What prompted me to attend this particular summer school? My work at the Center for Cognitive and Decision Sciences focuses primarily on trying to understand risk taking, specifically how the brain deals with tasks that require people to decide whether to take a risk or not, and also whether there are structural differences between individuals which are associated with more or less risk taking. When we are looking at the relationship between brain function or structure and risk taking, rather than simply looking at the relationship with performance-based scores, it might be more informative to try to relate individual differences in cognitive processes evoked by a task with neural variation. Why?
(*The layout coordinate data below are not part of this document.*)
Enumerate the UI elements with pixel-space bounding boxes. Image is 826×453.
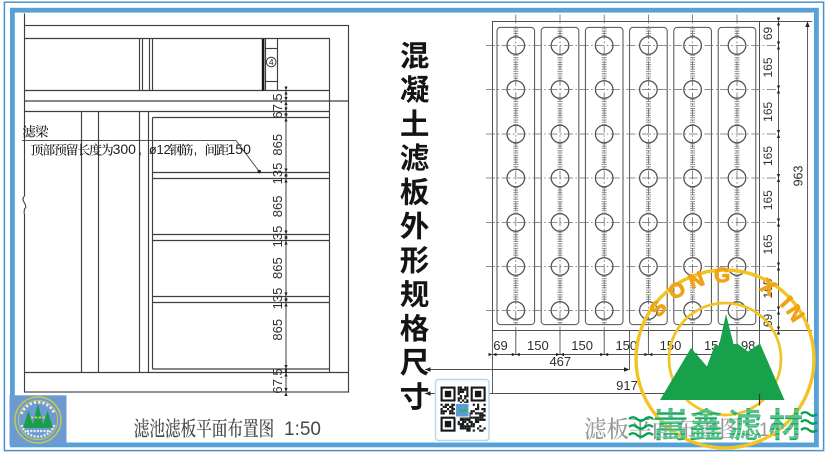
svg-text:865: 865	[270, 196, 285, 218]
svg-text:69: 69	[493, 338, 507, 353]
svg-text:917: 917	[616, 378, 638, 393]
svg-text:165: 165	[761, 146, 775, 166]
svg-text:135: 135	[270, 288, 285, 310]
svg-text:ø12: ø12	[149, 143, 171, 157]
svg-text:,: ,	[138, 141, 142, 157]
svg-text:300: 300	[113, 141, 137, 157]
svg-text:165: 165	[761, 234, 775, 254]
svg-text:865: 865	[270, 319, 285, 341]
svg-text:150: 150	[615, 338, 637, 353]
svg-text:963: 963	[792, 166, 806, 187]
svg-text:150: 150	[527, 338, 549, 353]
svg-text:G: G	[714, 264, 731, 288]
svg-text:135: 135	[270, 226, 285, 248]
svg-text:69: 69	[761, 27, 775, 41]
svg-text:165: 165	[761, 57, 775, 77]
svg-text:165: 165	[761, 101, 775, 121]
svg-text:165: 165	[761, 190, 775, 210]
svg-text:135: 135	[270, 163, 285, 185]
svg-text:67.5: 67.5	[270, 368, 285, 393]
svg-text:67.5: 67.5	[270, 93, 285, 118]
svg-text:865: 865	[270, 134, 285, 156]
svg-text:865: 865	[270, 257, 285, 279]
svg-text:1:50: 1:50	[284, 419, 321, 440]
svg-text:4: 4	[269, 57, 274, 67]
svg-text:,: ,	[194, 141, 198, 157]
svg-text:467: 467	[549, 354, 571, 369]
svg-text:150: 150	[228, 141, 252, 157]
svg-text:150: 150	[571, 338, 593, 353]
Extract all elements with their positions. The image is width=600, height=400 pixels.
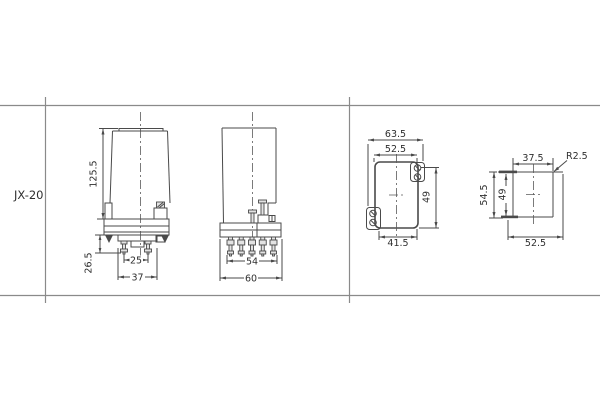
panel-cutout-side-view: 37.5 R2.5 54.5 49 52.5 bbox=[479, 151, 588, 249]
mounting-tab-bottom-left bbox=[367, 208, 381, 230]
svg-text:54.5: 54.5 bbox=[479, 184, 490, 205]
svg-text:52.5: 52.5 bbox=[525, 238, 546, 249]
svg-text:54: 54 bbox=[246, 257, 258, 268]
svg-text:25: 25 bbox=[130, 256, 142, 267]
dim-cutout-bottom-width: 41.5 bbox=[379, 229, 417, 249]
front-view-pins bbox=[227, 237, 277, 256]
dim-pin-row-width: 54 bbox=[227, 255, 277, 268]
panel-edge-top bbox=[499, 171, 517, 174]
relay-side-view: 125.5 26.5 25 37 bbox=[84, 112, 171, 284]
svg-text:125.5: 125.5 bbox=[89, 160, 100, 187]
svg-text:63.5: 63.5 bbox=[385, 129, 406, 140]
dim-cutout-width: 52.5 bbox=[374, 144, 417, 162]
svg-text:60: 60 bbox=[245, 274, 257, 285]
svg-text:R2.5: R2.5 bbox=[566, 151, 588, 162]
side-terminal-screw bbox=[154, 202, 167, 219]
panel-cutout-front-view: 63.5 52.5 49 41.5 bbox=[367, 129, 440, 249]
svg-text:49: 49 bbox=[498, 188, 509, 200]
mounting-foot-left bbox=[105, 235, 113, 243]
svg-text:37.5: 37.5 bbox=[522, 153, 543, 164]
svg-text:37: 37 bbox=[131, 273, 143, 284]
dim-overall-height: 125.5 bbox=[89, 129, 119, 220]
dim-cutout-height: 49 bbox=[498, 174, 512, 216]
relay-front-view: 54 60 bbox=[220, 112, 282, 285]
svg-text:41.5: 41.5 bbox=[387, 238, 408, 249]
dim-pin-length: 26.5 bbox=[84, 235, 122, 274]
dim-hole-span-height: 49 bbox=[419, 168, 439, 229]
svg-text:26.5: 26.5 bbox=[84, 252, 95, 273]
dim-bottom-cutout-width: 52.5 bbox=[508, 174, 563, 249]
svg-text:52.5: 52.5 bbox=[385, 144, 406, 155]
outline-drawing-canvas: JX-20 bbox=[0, 0, 600, 400]
panel-edge-bottom bbox=[501, 216, 518, 219]
svg-text:49: 49 bbox=[422, 191, 433, 203]
dim-pin-spacing: 25 bbox=[124, 254, 148, 267]
dim-top-width: 37.5 bbox=[513, 153, 553, 171]
dim-cutout-overall-width: 63.5 bbox=[368, 129, 423, 206]
row-label: JX-20 bbox=[13, 188, 43, 202]
dim-corner-radius: R2.5 bbox=[554, 151, 588, 172]
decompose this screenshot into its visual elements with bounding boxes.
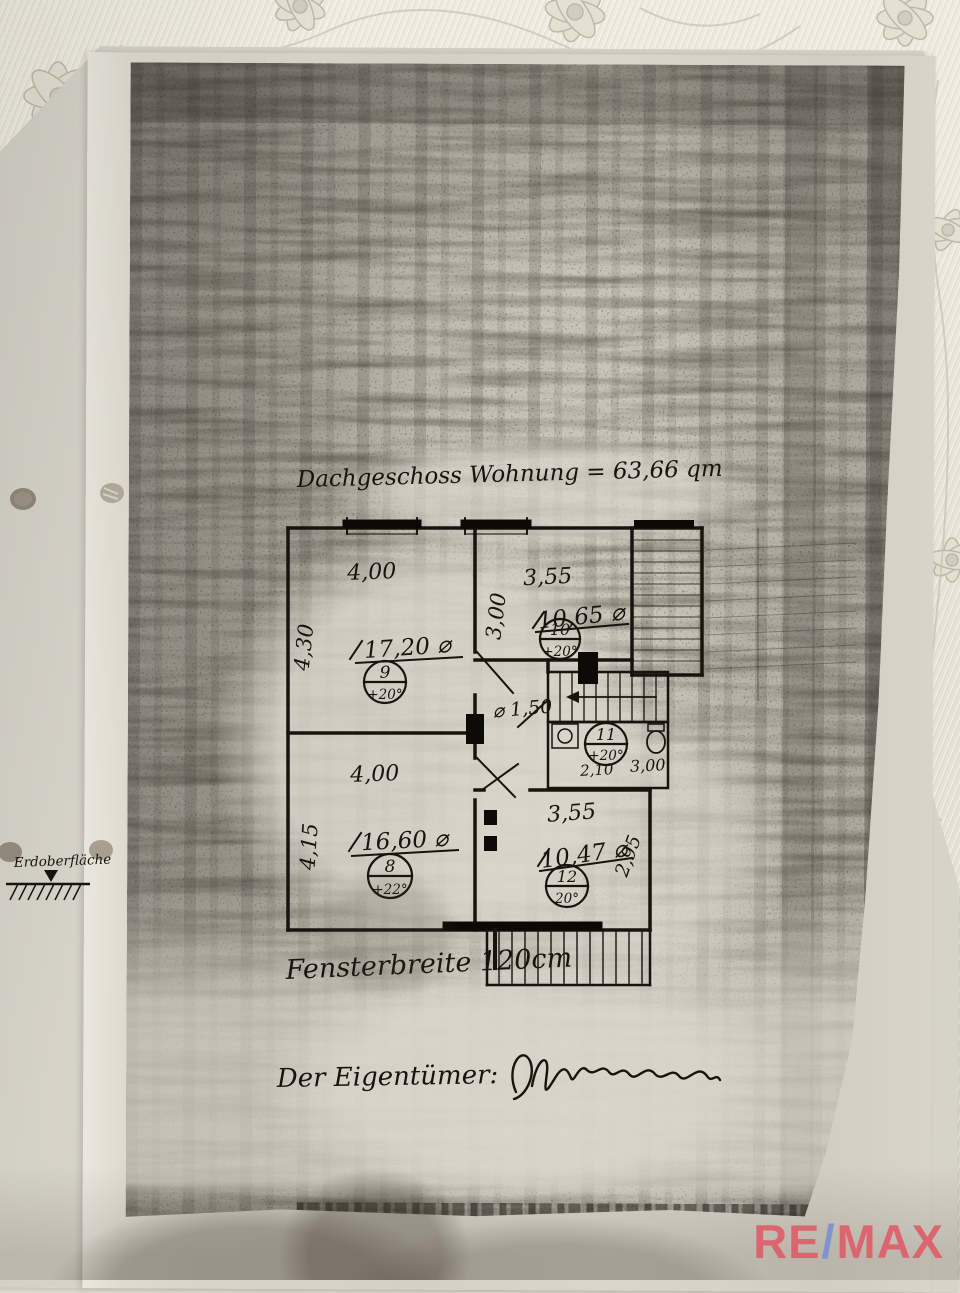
room-12-width-dim: 3,55 [546, 799, 597, 827]
owner-signature [512, 1055, 720, 1099]
room-9-depth-dim: 4,30 [290, 623, 319, 673]
staircase [548, 672, 668, 722]
window-width-note: Fensterbreite 120cm [284, 943, 573, 987]
room-8-depth-dim: 4,15 [295, 822, 322, 871]
ground-level-label: Erdoberfläche [13, 852, 112, 871]
room-10-number: 10 [550, 620, 570, 639]
room-9-width-dim: 4,00 [346, 559, 397, 586]
room-9-number: 9 [380, 663, 391, 683]
walls [288, 528, 702, 930]
punch-hole-inner [14, 492, 32, 506]
remax-re: RE [753, 1215, 820, 1268]
ground-level-triangle [44, 870, 58, 882]
door-swings [477, 652, 548, 797]
roof-dashes [706, 543, 856, 669]
room-10-depth-dim: 3,00 [481, 591, 511, 640]
remax-watermark: RE/MAX [753, 1214, 944, 1269]
hall-clear-width: ⌀ 1,50 [492, 695, 553, 722]
remax-slash-icon: / [820, 1215, 836, 1268]
owner-label: Der Eigentümer: [276, 1060, 499, 1094]
punch-holes [0, 483, 124, 862]
remax-max: MAX [837, 1215, 944, 1268]
room-9-temp: +20° [367, 687, 402, 703]
ground-hatching [10, 884, 81, 900]
plan-title: Dachgeschoss Wohnung = 63,66 qm [295, 456, 722, 493]
room-8-temp: +22° [372, 882, 407, 898]
photo-of-floorplan-document: { "annotations": { "title": "Dachgeschos… [0, 0, 960, 1280]
shower-drain [558, 729, 572, 743]
room-10-temp: +20° [542, 644, 577, 660]
room-8-number: 8 [385, 857, 396, 877]
room-12-temp: 20° [554, 891, 579, 907]
room-11-depth-dim: 3,00 [629, 755, 666, 776]
room-8-area: 16,60 ⌀ [361, 826, 451, 857]
toilet-icon [647, 731, 665, 753]
room-10-width-dim: 3,55 [523, 564, 573, 592]
room-11-number: 11 [596, 725, 616, 744]
room-8-width-dim: 4,00 [349, 761, 400, 788]
floor-plan-layer: 4,00 4,30 17,20 ⌀ 9 +20° 3,55 3,00 10,65… [0, 0, 960, 1280]
shower-icon [552, 724, 578, 748]
roof-hatch [634, 540, 700, 661]
toilet-tank [648, 724, 664, 731]
room-12-number: 12 [557, 867, 577, 886]
room-11-width-dim: 2,10 [579, 760, 615, 780]
ground-level-marker: Erdoberfläche [6, 852, 112, 900]
punch-hole [100, 483, 124, 503]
Since the brain carries out many different computations before an action (decision) is motivated, if we can understand the latent processes elicited by a task we might be one step closer to understanding ‚how the brain does it’.

The main aim of the summer school was to give students and early career researchers the necessary knowledge, awareness and tools to do exactly that: formulate ideas about how individuals process a given task or stimulus, specify a model that captures the hypothesised computations through model parameters, and finally check how well the model accounts for observed outcomes (e.g. decisions). The model parameters in turn can be fed into analyses of neuroimaging data, for example identifying structural and/or function correlates of these very same parameters.

In the mornings, lectures and seminars by high profile researchers (e.g. Klaas Enno Stephan, Alan Sanfey, Jeffrey Schall, Hanneke den Ouden, Daeyeol Lee, Bahador Bahrami, to name but a few … ) provided the necessary background, awareness and scope for application, which we could then put into practice during afternoon workshops in the computer lab. The entire week was very well organised and will hopefully lead to some interesting research directions in the future. I heard some highly inspiring talks, met other PhD students from around the world, got to present our work in poster form and discussed our work with other researchers working on similar questions.

If you are interested in these issues, I would highly recommend that you immerse yourself in the world of social, cognitive, affective and perceptual neuroscience and attend a summer school, such as the one at the Donders Institute.